尾行には複数の妖精達が行ない、常にウェアウルフから目を離さないようにしている。誰か一人でも認識していれば、他の誰かが目を離して見うしなったとしてもリカバリーがきく。そして今も連絡係りの妖精がアンネへ報告しに飛び回っている。
「あいあい、ご苦労さん。引き続きよろしくね~…… 今の所ただ祭りを見て回ってるだけだってさ。何処かに向かっている様子はないみたいね! てな訳でプリンのおかわりだ!! 」
どんな訳かはさて置いて、あのウェアウルフ達はまだ動くつもりはないという事か。
「ユリウス陛下、マリアンヌ王妃。遠路遥々来て頂いたのに、この用な面倒事に巻き込んでしまい申し訳ない」
「いえ、王になれば敵が増えるのは仕方なき事。父王の後を継ぎ、その苦労が漸く理解してきた所です」
「私はこのインファネースに来て十分に満足致しております。とても素敵で魅力溢れる街ですね。独立してもしなくても、末永くお付き合いしたいものです」
国王の謝罪を、ユリウス陛下とマリアンヌさんは笑顔で快く受け取った。不満どころか同情的な様子に、国王は苦笑いである。

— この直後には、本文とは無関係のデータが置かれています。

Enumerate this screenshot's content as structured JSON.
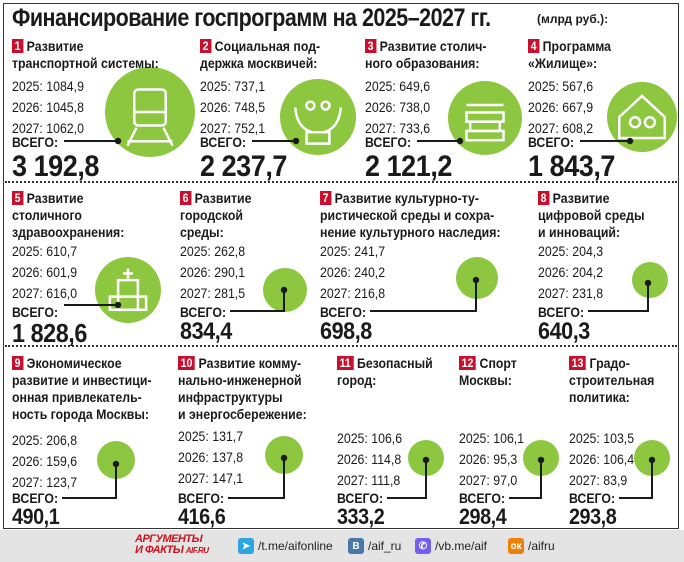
{
  "title": "Финансирование госпрограмм на 2025–2027 гг.",
  "unit": "(млрд руб.):",
  "colors": {
    "accent_green": "#8dc63f",
    "badge_red": "#c8102e",
    "footer_bg": "#e4e4e4"
  },
  "total_label": "ВСЕГО:",
  "programs": [
    {
      "num": "1",
      "title": "Развитие\nтранспортной системы:",
      "years": [
        "2025: 1084,9",
        "2026: 1045,8",
        "2027: 1062,0"
      ],
      "total": "3 192,8",
      "icon": "train-icon"
    },
    {
      "num": "2",
      "title": "Социальная под-\nдержка москвичей:",
      "years": [
        "2025: 737,1",
        "2026: 748,5",
        "2027: 752,1"
      ],
      "total": "2 237,7",
      "icon": "hands-people-icon"
    },
    {
      "num": "3",
      "title": "Развитие столич-\nного образования:",
      "years": [
        "2025: 649,6",
        "2026: 738,0",
        "2027: 733,6"
      ],
      "total": "2 121,2",
      "icon": "books-graduation-cap-icon"
    },
    {
      "num": "4",
      "title": "Программа\n«Жилище»:",
      "years": [
        "2025: 567,6",
        "2026: 667,9",
        "2027: 608,2"
      ],
      "total": "1 843,7",
      "icon": "house-family-icon"
    },
    {
      "num": "5",
      "title": "Развитие\nстоличного\nздравоохранения:",
      "years": [
        "2025: 610,7",
        "2026: 601,9",
        "2027: 616,0"
      ],
      "total": "1 828,6",
      "icon": "hospital-icon"
    },
    {
      "num": "6",
      "title": "Развитие\nгородской\nсреды:",
      "years": [
        "2025: 262,8",
        "2026: 290,1",
        "2027: 281,5"
      ],
      "total": "834,4"
    },
    {
      "num": "7",
      "title": "Развитие культурно-ту-\nристической среды и сохра-\nнение культурного наследия:",
      "years": [
        "2025: 241,7",
        "2026: 240,2",
        "2027: 216,8"
      ],
      "total": "698,8"
    },
    {
      "num": "8",
      "title": "Развитие\nцифровой среды\nи инноваций:",
      "years": [
        "2025: 204,3",
        "2026: 204,2",
        "2027: 231,8"
      ],
      "total": "640,3"
    },
    {
      "num": "9",
      "title": "Экономическое\nразвитие и инвестици-\nонная привлекатель-\nность города Москвы:",
      "years": [
        "2025: 206,8",
        "2026: 159,6",
        "2027: 123,7"
      ],
      "total": "490,1"
    },
    {
      "num": "10",
      "title": "Развитие комму-\nнально-инженерной\nинфраструктуры\nи энергосбережение:",
      "years": [
        "2025: 131,7",
        "2026: 137,8",
        "2027: 147,1"
      ],
      "total": "416,6"
    },
    {
      "num": "11",
      "title": "Безопасный\nгород:",
      "years": [
        "2025: 106,6",
        "2026: 114,8",
        "2027: 111,8"
      ],
      "total": "333,2"
    },
    {
      "num": "12",
      "title": "Спорт\nМосквы:",
      "years": [
        "2025: 106,1",
        "2026: 95,3",
        "2027: 97,0"
      ],
      "total": "298,4"
    },
    {
      "num": "13",
      "title": "Градо-\nстроительная\nполитика:",
      "years": [
        "2025: 103,5",
        "2026: 106,4",
        "2027: 83,9"
      ],
      "total": "293,8"
    }
  ],
  "footer": {
    "logo": "АРГУМЕНТЫ И ФАКТЫ AIF.RU",
    "logo_line1": "АРГУМЕНТЫ",
    "logo_line2": "И ФАКТЫ",
    "logo_site": "AIF.RU",
    "links": [
      {
        "icon": "telegram-icon",
        "label": "/t.me/aifonline",
        "color": "#2ca5e0"
      },
      {
        "icon": "vk-icon",
        "label": "/aif_ru",
        "color": "#4a76a8"
      },
      {
        "icon": "viber-icon",
        "label": "/vb.me/aif",
        "color": "#7360f2"
      },
      {
        "icon": "odnoklassniki-icon",
        "label": "/aifru",
        "color": "#ee8208"
      }
    ]
  }
}
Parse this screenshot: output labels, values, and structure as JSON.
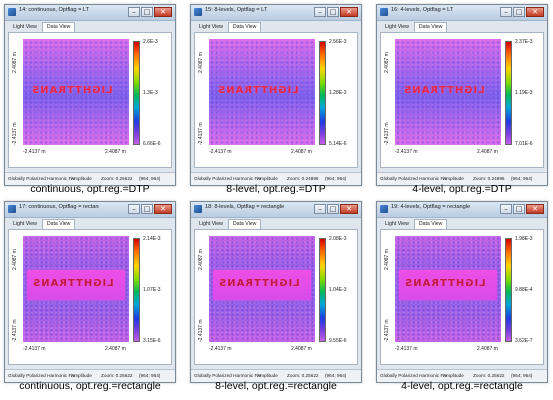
{
  "tabs": {
    "light": "Light View",
    "data": "Data View"
  },
  "status": {
    "field": "Globally Polarized Harmonic Fie",
    "mode": "Amplitude"
  },
  "axes": {
    "x_left": "-2.4137 m",
    "x_right": "2.4087 m",
    "y_top": "2.4087 m",
    "y_bottom": "-2.4137 m"
  },
  "logo_text": "LIGHTTRANS",
  "windows": [
    {
      "title": "14: continuous, Optflag = LT",
      "cb_top": "2.6E-3",
      "cb_mid": "1.3E-3",
      "cb_bottom": "6.66E-6",
      "zoom": "Zoom: 0.25622",
      "size": "(964; 964)",
      "caption": "continuous, opt.reg.=DTP"
    },
    {
      "title": "15: 8-levels, Optflag = LT",
      "cb_top": "2.56E-3",
      "cb_mid": "1.28E-3",
      "cb_bottom": "5.14E-6",
      "zoom": "Zoom: 0.24896",
      "size": "(964; 964)",
      "caption": "8-level, opt.reg.=DTP"
    },
    {
      "title": "16: 4-levels, Optflag = LT",
      "cb_top": "2.37E-3",
      "cb_mid": "1.19E-3",
      "cb_bottom": "7.01E-6",
      "zoom": "Zoom: 0.24896",
      "size": "(964; 964)",
      "caption": "4-level, opt.reg.=DTP"
    },
    {
      "title": "17: continuous, Optflag = rectangle",
      "cb_top": "2.14E-3",
      "cb_mid": "1.07E-3",
      "cb_bottom": "3.15E-6",
      "zoom": "Zoom: 0.25622",
      "size": "(964; 964)",
      "caption": "continuous, opt.reg.=rectangle"
    },
    {
      "title": "18: 8-levels, Optflag = rectangle",
      "cb_top": "2.08E-3",
      "cb_mid": "1.04E-3",
      "cb_bottom": "9.55E-6",
      "zoom": "Zoom: 0.25622",
      "size": "(964; 964)",
      "caption": "8-level, opt.reg.=rectangle"
    },
    {
      "title": "19: 4-levels, Optflag = rectangle",
      "cb_top": "1.98E-3",
      "cb_mid": "9.88E-4",
      "cb_bottom": "3.62E-7",
      "zoom": "Zoom: 0.25622",
      "size": "(964; 964)",
      "caption": "4-level, opt.reg.=rectangle"
    }
  ]
}
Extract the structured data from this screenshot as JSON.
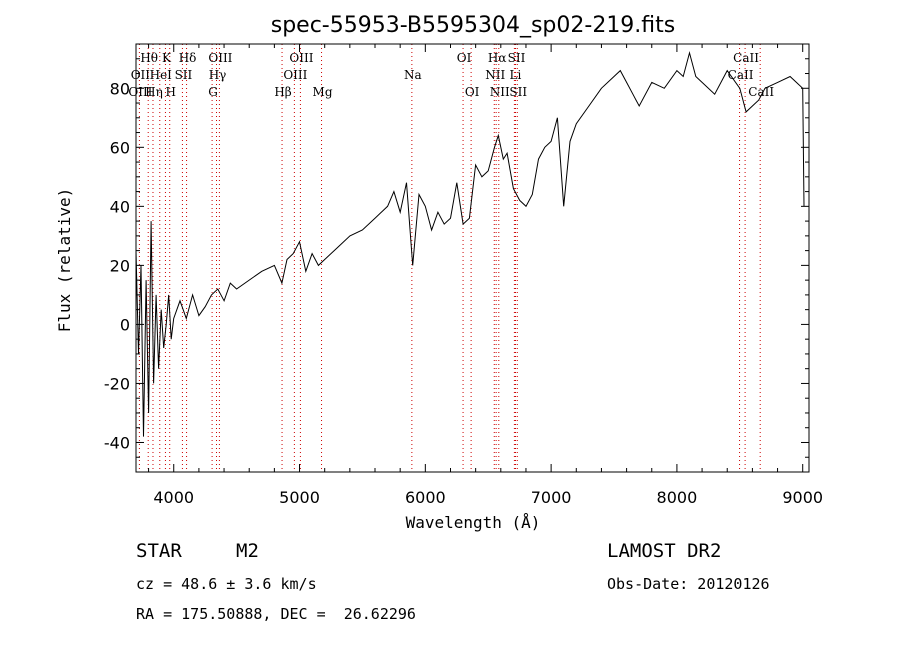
{
  "chart_data": {
    "type": "line",
    "title": "spec-55953-B5595304_sp02-219.fits",
    "xlabel": "Wavelength (Å)",
    "ylabel": "Flux (relative)",
    "xlim": [
      3700,
      9050
    ],
    "ylim": [
      -50,
      95
    ],
    "x_ticks": [
      4000,
      5000,
      6000,
      7000,
      8000,
      9000
    ],
    "y_ticks": [
      -40,
      -20,
      0,
      20,
      40,
      60,
      80
    ],
    "series": [
      {
        "color": "#000000",
        "x": [
          3700,
          3720,
          3740,
          3760,
          3780,
          3800,
          3820,
          3840,
          3860,
          3880,
          3900,
          3920,
          3940,
          3960,
          3980,
          4000,
          4050,
          4100,
          4150,
          4200,
          4250,
          4300,
          4350,
          4400,
          4450,
          4500,
          4600,
          4700,
          4800,
          4860,
          4900,
          4950,
          5000,
          5050,
          5100,
          5150,
          5200,
          5300,
          5400,
          5500,
          5600,
          5700,
          5750,
          5800,
          5850,
          5900,
          5950,
          6000,
          6050,
          6100,
          6150,
          6200,
          6250,
          6300,
          6350,
          6400,
          6450,
          6500,
          6550,
          6580,
          6620,
          6650,
          6700,
          6750,
          6800,
          6850,
          6900,
          6950,
          7000,
          7050,
          7100,
          7150,
          7200,
          7300,
          7400,
          7500,
          7550,
          7600,
          7650,
          7700,
          7800,
          7900,
          8000,
          8050,
          8100,
          8150,
          8200,
          8300,
          8400,
          8500,
          8550,
          8600,
          8650,
          8700,
          8800,
          8900,
          8950,
          9000,
          9010
        ],
        "y": [
          25,
          -10,
          20,
          -38,
          15,
          -30,
          35,
          -20,
          10,
          -15,
          5,
          -8,
          0,
          10,
          -5,
          2,
          8,
          2,
          10,
          3,
          6,
          10,
          12,
          8,
          14,
          12,
          15,
          18,
          20,
          14,
          22,
          24,
          28,
          18,
          24,
          20,
          22,
          26,
          30,
          32,
          36,
          40,
          45,
          38,
          48,
          20,
          44,
          40,
          32,
          38,
          34,
          36,
          48,
          34,
          36,
          54,
          50,
          52,
          60,
          64,
          56,
          58,
          46,
          42,
          40,
          44,
          56,
          60,
          62,
          70,
          40,
          62,
          68,
          74,
          80,
          84,
          86,
          82,
          78,
          74,
          82,
          80,
          86,
          84,
          92,
          84,
          82,
          78,
          86,
          80,
          72,
          74,
          76,
          80,
          82,
          84,
          82,
          80,
          40
        ]
      }
    ],
    "line_labels": [
      {
        "text": "Hθ",
        "x": 3797
      },
      {
        "text": "K",
        "x": 3934
      },
      {
        "text": "Hδ",
        "x": 4102
      },
      {
        "text": "OIII",
        "x": 4363
      },
      {
        "text": "OIII",
        "x": 5007
      },
      {
        "text": "OI",
        "x": 6300
      },
      {
        "text": "Hα",
        "x": 6563
      },
      {
        "text": "SII",
        "x": 6717
      },
      {
        "text": "CaII",
        "x": 8542
      },
      {
        "text": "OII",
        "x": 3727
      },
      {
        "text": "HeI",
        "x": 3889
      },
      {
        "text": "SII",
        "x": 4069
      },
      {
        "text": "Hγ",
        "x": 4340
      },
      {
        "text": "OIII",
        "x": 4959
      },
      {
        "text": "Na",
        "x": 5893
      },
      {
        "text": "NII",
        "x": 6548
      },
      {
        "text": "Li",
        "x": 6708
      },
      {
        "text": "CaII",
        "x": 8498
      },
      {
        "text": "OIII",
        "x": 3727
      },
      {
        "text": "Hη",
        "x": 3835
      },
      {
        "text": "H",
        "x": 3968
      },
      {
        "text": "G",
        "x": 4305
      },
      {
        "text": "Hβ",
        "x": 4861
      },
      {
        "text": "Mg",
        "x": 5175
      },
      {
        "text": "OI",
        "x": 6364
      },
      {
        "text": "NII",
        "x": 6584
      },
      {
        "text": "SII",
        "x": 6731
      },
      {
        "text": "CaII",
        "x": 8662
      }
    ],
    "marker_lines": [
      3727,
      3797,
      3835,
      3889,
      3934,
      3968,
      4069,
      4102,
      4305,
      4340,
      4363,
      4861,
      4959,
      5007,
      5175,
      5893,
      6300,
      6364,
      6548,
      6563,
      6584,
      6708,
      6717,
      6731,
      8498,
      8542,
      8662
    ],
    "marker_color": "#cc0000"
  },
  "info": {
    "object_class": "STAR",
    "subclass": "M2",
    "survey": "LAMOST DR2",
    "cz": "cz = 48.6 ± 3.6 km/s",
    "obs_date": "Obs-Date: 20120126",
    "coords": "RA = 175.50888, DEC =  26.62296"
  }
}
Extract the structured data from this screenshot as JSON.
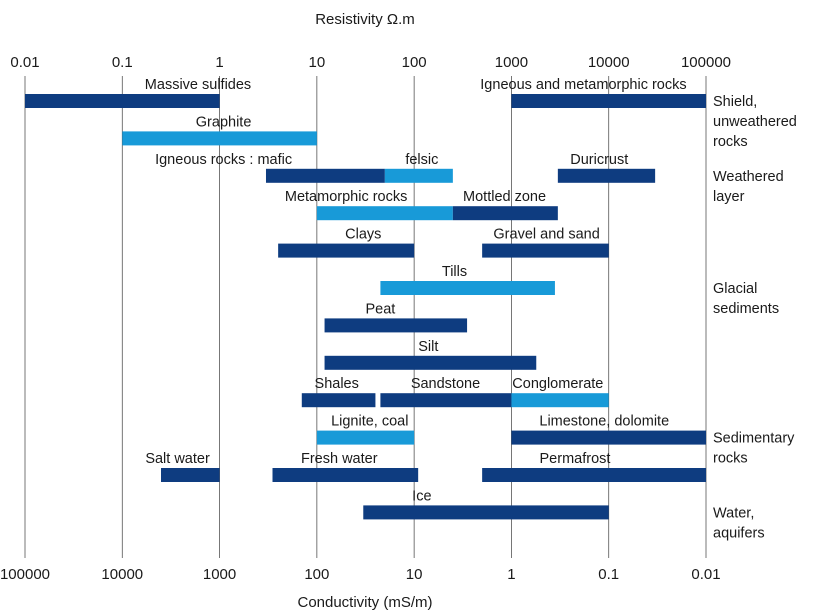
{
  "colors": {
    "dark": "#0e3c80",
    "light": "#189ad8"
  },
  "chart_data": {
    "type": "bar",
    "orientation": "horizontal-range",
    "title": "",
    "x_top_label": "Resistivity Ω.m",
    "x_bottom_label": "Conductivity (mS/m)",
    "x_scale": "log",
    "resistivity_range": [
      0.01,
      100000
    ],
    "top_ticks": [
      "0.01",
      "0.1",
      "1",
      "10",
      "100",
      "1000",
      "10000",
      "100000"
    ],
    "bottom_ticks": [
      "100000",
      "10000",
      "1000",
      "100",
      "10",
      "1",
      "0.1",
      "0.01"
    ],
    "grid": true,
    "bars": [
      {
        "label": "Massive sulfides",
        "from": 0.01,
        "to": 1,
        "color": "dark",
        "row": 0,
        "label_at": 0.6
      },
      {
        "label": "Igneous and metamorphic rocks",
        "from": 1000,
        "to": 100000,
        "color": "dark",
        "row": 0,
        "label_at": 5500
      },
      {
        "label": "Graphite",
        "from": 0.1,
        "to": 10,
        "color": "light",
        "row": 1,
        "label_at": 1.1
      },
      {
        "label": "Igneous rocks : mafic",
        "from": 3,
        "to": 50,
        "color": "dark",
        "row": 2,
        "label_at": 1.1
      },
      {
        "label": "felsic",
        "from": 50,
        "to": 250,
        "color": "light",
        "row": 2,
        "label_at": 120
      },
      {
        "label": "Duricrust",
        "from": 3000,
        "to": 30000,
        "color": "dark",
        "row": 2,
        "label_at": 8000
      },
      {
        "label": "Metamorphic rocks",
        "from": 10,
        "to": 250,
        "color": "light",
        "row": 3,
        "label_at": 20
      },
      {
        "label": "Mottled zone",
        "from": 250,
        "to": 3000,
        "color": "dark",
        "row": 3,
        "label_at": 850
      },
      {
        "label": "Clays",
        "from": 4,
        "to": 100,
        "color": "dark",
        "row": 4,
        "label_at": 30
      },
      {
        "label": "Gravel and sand",
        "from": 500,
        "to": 10000,
        "color": "dark",
        "row": 4,
        "label_at": 2300
      },
      {
        "label": "Tills",
        "from": 45,
        "to": 2800,
        "color": "light",
        "row": 5,
        "label_at": 260
      },
      {
        "label": "Peat",
        "from": 12,
        "to": 350,
        "color": "dark",
        "row": 6,
        "label_at": 45
      },
      {
        "label": "Silt",
        "from": 12,
        "to": 1800,
        "color": "dark",
        "row": 7,
        "label_at": 140
      },
      {
        "label": "Shales",
        "from": 7,
        "to": 40,
        "color": "dark",
        "row": 8,
        "label_at": 16
      },
      {
        "label": "Sandstone",
        "from": 45,
        "to": 1000,
        "color": "dark",
        "row": 8,
        "label_at": 210
      },
      {
        "label": "Conglomerate",
        "from": 1000,
        "to": 10000,
        "color": "light",
        "row": 8,
        "label_at": 3000
      },
      {
        "label": "Lignite, coal",
        "from": 10,
        "to": 100,
        "color": "light",
        "row": 9,
        "label_at": 35
      },
      {
        "label": "Limestone, dolomite",
        "from": 1000,
        "to": 100000,
        "color": "dark",
        "row": 9,
        "label_at": 9000
      },
      {
        "label": "Salt water",
        "from": 0.25,
        "to": 1,
        "color": "dark",
        "row": 10,
        "label_at": 0.37
      },
      {
        "label": "Fresh water",
        "from": 3.5,
        "to": 110,
        "color": "dark",
        "row": 10,
        "label_at": 17
      },
      {
        "label": "Permafrost",
        "from": 500,
        "to": 100000,
        "color": "dark",
        "row": 10,
        "label_at": 4500
      },
      {
        "label": "Ice",
        "from": 30,
        "to": 10000,
        "color": "dark",
        "row": 11,
        "label_at": 120
      }
    ],
    "groups": [
      {
        "lines": [
          "Shield,",
          "unweathered",
          "rocks"
        ],
        "row": 0
      },
      {
        "lines": [
          "Weathered",
          "layer"
        ],
        "row": 2
      },
      {
        "lines": [
          "Glacial",
          "sediments"
        ],
        "row": 5
      },
      {
        "lines": [
          "Sedimentary",
          "rocks"
        ],
        "row": 9
      },
      {
        "lines": [
          "Water,",
          "aquifers"
        ],
        "row": 11
      }
    ]
  }
}
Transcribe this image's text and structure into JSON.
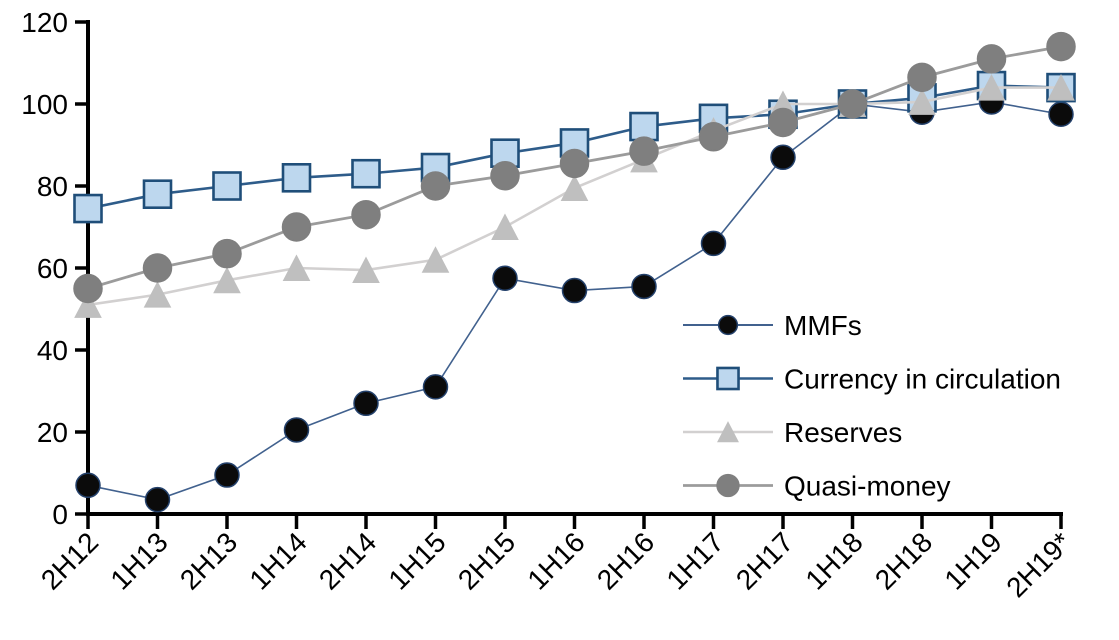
{
  "chart_data": {
    "type": "line",
    "title": "",
    "xlabel": "",
    "ylabel": "",
    "ylim": [
      0,
      120
    ],
    "yticks": [
      0,
      20,
      40,
      60,
      80,
      100,
      120
    ],
    "grid": false,
    "legend_position": "inside-right",
    "categories": [
      "2H12",
      "1H13",
      "2H13",
      "1H14",
      "2H14",
      "1H15",
      "2H15",
      "1H16",
      "2H16",
      "1H17",
      "2H17",
      "1H18",
      "2H18",
      "1H19",
      "2H19*"
    ],
    "series": [
      {
        "name": "MMFs",
        "marker": "circle",
        "marker_fill": "#0b0b0b",
        "marker_stroke": "#24416b",
        "line_color": "#41618e",
        "line_width": 1.6,
        "marker_size": 24,
        "values": [
          7,
          3.5,
          9.5,
          20.5,
          27,
          31,
          57.5,
          54.5,
          55.5,
          66,
          87,
          100,
          98,
          100.5,
          97.5
        ]
      },
      {
        "name": "Currency in circulation",
        "marker": "square",
        "marker_fill": "#bdd7ee",
        "marker_stroke": "#1f4e79",
        "line_color": "#2e5c8a",
        "line_width": 2.6,
        "marker_size": 27,
        "values": [
          74.5,
          78,
          80,
          82,
          83,
          84.5,
          88,
          90.5,
          94.5,
          96.5,
          97.5,
          100,
          101.5,
          104.5,
          104
        ]
      },
      {
        "name": "Reserves",
        "marker": "triangle",
        "marker_fill": "#bfbfbf",
        "marker_stroke": "#bfbfbf",
        "line_color": "#d2d0d0",
        "line_width": 2.6,
        "marker_size": 26,
        "values": [
          51,
          53.5,
          57,
          60,
          59.5,
          62,
          70,
          79.5,
          86.5,
          93.5,
          100,
          100,
          100.5,
          104,
          104
        ]
      },
      {
        "name": "Quasi-money",
        "marker": "circle",
        "marker_fill": "#7f7f7f",
        "marker_stroke": "#7f7f7f",
        "line_color": "#9b9b9b",
        "line_width": 2.8,
        "marker_size": 28,
        "values": [
          55,
          60,
          63.5,
          70,
          73,
          80,
          82.5,
          85.5,
          88.5,
          92,
          95.5,
          100,
          106.5,
          111,
          114
        ]
      }
    ],
    "axis_color": "#000000"
  }
}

「そう言って頂けると私も幾分か心が軽くなる…… それで、これからどうする? ウェアウルフを見付けたからには無視して祭りを楽しめるとは思えんが? 」
国王に問われ、王妃様は沈黙し考えに耽る。
「そうですね…… 妖精達が追跡しているとはいえ、このままにしておくのもどうかと私も思います。出来れば仲間の有無を確認したくはありますが、それで逃げられてしまっては元も子もありません。だからと言って今北地区に戻るのも危険です。ここはライル君の家の一室を臨時対策室としてお借りして、ウェアウルフを捕獲、難しければ討伐する方向で動きましょう」
「えっ、私の家、ですか? 」
何か問題でも? とでも言いたげな目線を王妃様に向けられた俺は、ただ黙って了承するしかなかった。